Monday, 6 May 2013

Finally, some progress in video codecs.

An announcement on Friday via Brendan Eich:

ORBX.js, a downloadable HD codec written in JS and WebGL. The advantages are many. On the good-for-the-open-web side: no encumbered-format burden on web browsers, they are just IP-blind runtimes. Technical wins start with the ability to evolve and improve the codec over time, instead of taking ten years to specify and burn it into silicon.
I think the 'remote-screen viewing of videogames' use case is bogus (if anyone notices latency it's gamers), but this is a really important development for the reasons Brendan mentions and more.

Nine years ago, I wrote:

I'd say video compression is maybe 2-4 times as efficient (in quality per bit) than it was in 1990 or so when MPEG was standardised, despite computing power and storage having improved a thousandfold since then.

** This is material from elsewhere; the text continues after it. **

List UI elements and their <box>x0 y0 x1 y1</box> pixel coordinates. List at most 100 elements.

Not much has changed. The video compression techniques we're using everywhere are direct descendents of 1980s signal processing. They treat video as a collection of small 2D blocks that move horizontally and vertically over time, and encode all video this way. If you want to make a codec work hard, you just need to rotate the camera. Partly this is because of the huge patent thicket around video encoding, mostly it's because compression gets less necessary over time as network capacity and storage increases. However, it was obvious 10 years ago that this was out-dated.

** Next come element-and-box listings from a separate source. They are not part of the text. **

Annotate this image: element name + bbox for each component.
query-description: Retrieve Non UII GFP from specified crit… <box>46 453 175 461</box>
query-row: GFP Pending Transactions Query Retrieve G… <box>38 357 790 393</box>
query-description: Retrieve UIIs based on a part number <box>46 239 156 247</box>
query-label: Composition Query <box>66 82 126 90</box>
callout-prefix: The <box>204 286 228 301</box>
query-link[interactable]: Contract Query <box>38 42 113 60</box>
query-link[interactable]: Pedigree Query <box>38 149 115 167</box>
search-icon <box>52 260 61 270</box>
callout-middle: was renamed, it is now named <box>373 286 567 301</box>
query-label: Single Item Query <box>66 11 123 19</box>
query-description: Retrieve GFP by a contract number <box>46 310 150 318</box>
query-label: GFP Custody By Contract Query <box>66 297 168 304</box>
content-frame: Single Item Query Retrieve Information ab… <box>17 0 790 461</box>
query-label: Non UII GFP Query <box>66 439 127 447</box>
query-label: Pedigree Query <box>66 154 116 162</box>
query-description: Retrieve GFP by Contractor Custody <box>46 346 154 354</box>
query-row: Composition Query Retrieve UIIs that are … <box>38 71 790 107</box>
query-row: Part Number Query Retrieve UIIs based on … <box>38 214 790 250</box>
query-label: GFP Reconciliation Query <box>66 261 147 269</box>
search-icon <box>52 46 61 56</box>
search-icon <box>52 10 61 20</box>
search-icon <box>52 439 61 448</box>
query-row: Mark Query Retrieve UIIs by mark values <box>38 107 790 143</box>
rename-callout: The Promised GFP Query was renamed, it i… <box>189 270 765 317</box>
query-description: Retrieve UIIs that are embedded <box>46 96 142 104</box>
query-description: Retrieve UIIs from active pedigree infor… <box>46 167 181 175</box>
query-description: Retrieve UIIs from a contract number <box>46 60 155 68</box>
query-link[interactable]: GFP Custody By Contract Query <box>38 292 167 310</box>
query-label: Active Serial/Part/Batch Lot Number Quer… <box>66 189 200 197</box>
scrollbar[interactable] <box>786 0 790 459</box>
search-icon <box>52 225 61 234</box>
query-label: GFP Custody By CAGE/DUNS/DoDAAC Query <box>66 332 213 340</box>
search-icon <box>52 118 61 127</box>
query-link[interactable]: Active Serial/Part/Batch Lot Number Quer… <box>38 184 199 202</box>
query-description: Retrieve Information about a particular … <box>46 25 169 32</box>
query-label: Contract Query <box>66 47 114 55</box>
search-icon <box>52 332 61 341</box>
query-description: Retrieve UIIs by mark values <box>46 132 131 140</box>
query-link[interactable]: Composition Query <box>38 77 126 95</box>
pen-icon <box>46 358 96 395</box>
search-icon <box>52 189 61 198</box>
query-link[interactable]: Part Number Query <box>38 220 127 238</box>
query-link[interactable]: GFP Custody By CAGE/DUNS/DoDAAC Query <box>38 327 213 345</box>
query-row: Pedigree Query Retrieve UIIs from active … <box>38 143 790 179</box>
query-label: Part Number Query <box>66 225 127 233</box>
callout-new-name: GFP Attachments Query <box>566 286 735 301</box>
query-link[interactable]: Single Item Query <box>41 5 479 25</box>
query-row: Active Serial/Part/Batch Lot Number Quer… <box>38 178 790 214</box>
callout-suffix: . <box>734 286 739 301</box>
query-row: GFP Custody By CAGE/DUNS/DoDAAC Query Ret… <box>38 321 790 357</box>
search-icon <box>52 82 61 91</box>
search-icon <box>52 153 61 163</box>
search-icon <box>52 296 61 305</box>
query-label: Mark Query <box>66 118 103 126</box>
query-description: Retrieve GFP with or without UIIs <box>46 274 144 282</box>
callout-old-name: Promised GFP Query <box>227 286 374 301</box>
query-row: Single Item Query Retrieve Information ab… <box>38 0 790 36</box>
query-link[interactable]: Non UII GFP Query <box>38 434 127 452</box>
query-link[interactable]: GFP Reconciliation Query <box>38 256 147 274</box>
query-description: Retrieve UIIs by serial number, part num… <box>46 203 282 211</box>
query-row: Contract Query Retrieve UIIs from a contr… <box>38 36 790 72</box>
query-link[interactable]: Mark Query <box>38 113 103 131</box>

Meanwhile, there has been a revolution in video processing. It's been going on in video games, and in movies and TV. The beautiful photorealistic scenes you now see in video games are because they are textured 3D models rendered on the fly for you. Even the cut scenes work this way, though their encoding is often what compression researchers dismissively call a 'Graduate Student Algorithm' - hand-tweaking the models and textures to play back well within the constraints of the device. Most movies and TV has also been through 3d-modelling and rendering, from Pixar through visual effects to the mundane superimposition of yard lines on sports. The proportion of YouTube that is animation, machinima or videogame run-throughs with commentary keeps growing too.

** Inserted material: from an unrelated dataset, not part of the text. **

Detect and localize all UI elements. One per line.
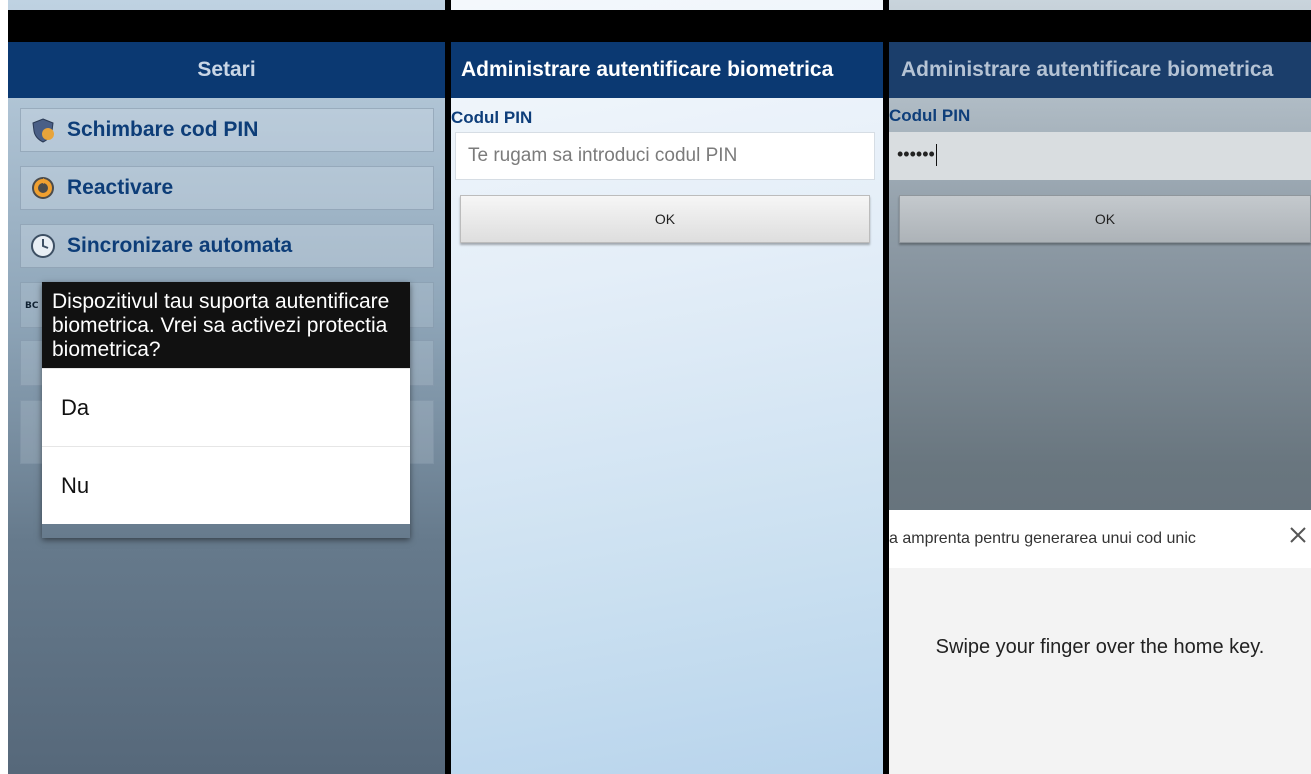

Yet codecs remain blind to this. All this great 3d work is reduced to small 2D squares. A trimesh and texture codec seems an obvious innovation - even phones have GPUs in them now, and desktops have for 20 years. Web browsers have been capable of complex animations for ages too. Now they have the ability to decode bytestreams to WebGL in real time, we may finally get codecs that are up to the standards we expect from videogames, TV and movies, with the additional advantage of resolution independence. It's time for this change.